As associações argumentam que as exigências europeias, que incluem padrões ambientais e de rastreabilidade mais rígidos, não levam em conta as realidades e os avanços já alcançados pela pecuária brasileira em termos de sustentabilidade e boas práticas. O posicionamento reforça a defesa da soberania produtiva do país e busca evitar que barreiras comerciais afetem as exportações para um dos principais mercados consumidores.

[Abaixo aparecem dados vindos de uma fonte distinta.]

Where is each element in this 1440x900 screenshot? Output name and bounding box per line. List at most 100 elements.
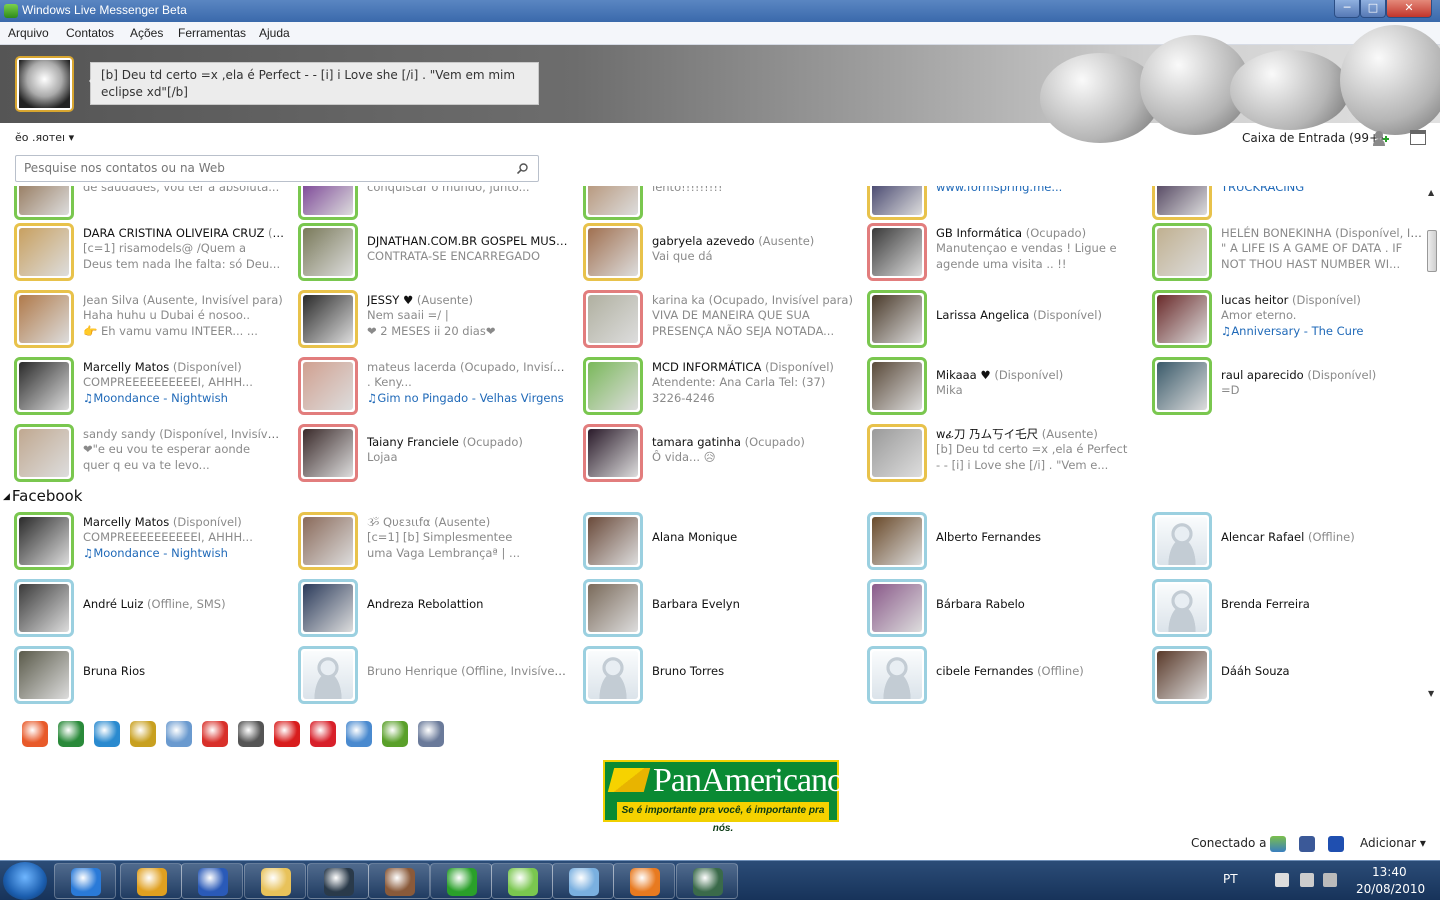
contact-avatar[interactable] — [867, 424, 927, 482]
contact-message[interactable]: www.formspring.me... — [936, 186, 1138, 196]
group-header-facebook[interactable]: ◢ Facebook — [3, 487, 82, 505]
maximize-button[interactable]: □ — [1360, 0, 1386, 18]
taskbar-button[interactable] — [307, 863, 369, 899]
contact-avatar[interactable] — [14, 579, 74, 637]
contact-item[interactable]: lucas heitor (Disponível) Amor eterno. ♫ A… — [1138, 286, 1423, 348]
contact-avatar[interactable] — [583, 646, 643, 704]
contact-item[interactable]: MCD INFORMÁTICA (Disponível) Atendente: A… — [569, 353, 854, 415]
contact-item[interactable]: Bruno Torres — [569, 642, 854, 704]
contact-item[interactable]: Andreza Rebolattion — [284, 575, 569, 637]
contact-item[interactable]: karina ka (Ocupado, Invisível para) VIVA … — [569, 286, 854, 348]
contact-list-scrollbar[interactable]: ▲ ▼ — [1424, 186, 1440, 704]
personal-message[interactable]: [b] Deu td certo =x ,ela é Perfect - - [… — [89, 62, 539, 105]
add-contact-icon[interactable] — [1372, 129, 1390, 147]
contact-avatar[interactable] — [867, 186, 927, 220]
contact-avatar[interactable] — [298, 357, 358, 415]
contact-avatar[interactable] — [14, 357, 74, 415]
scrollbar-thumb[interactable] — [1427, 230, 1437, 272]
menu-ferramentas[interactable]: Ferramentas — [178, 26, 246, 40]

A nota destaca que o setor pecuário brasileiro tem investido continuamente em tecnologia, manejo sustentável e certificações, e que as novas regras da UE poderiam impor custos adicionais sem contrapartidas claras. As associações pedem diálogo e negociações equilibradas, que respeitem as diferenças entre os sistemas produtivos e as legislações nacionais.
O movimento ganha relevância em um momento em que as relações comerciais entre Brasil e União Europeia passam por revisões, especialmente no âmbito do acordo Mercosul-UE. A pecuária brasileira, um dos pilares do agronegócio nacional, busca garantir que as exportações continuem competitivas sem comprometer os padrões de qualidade e sustentabilidade já estabelecidos.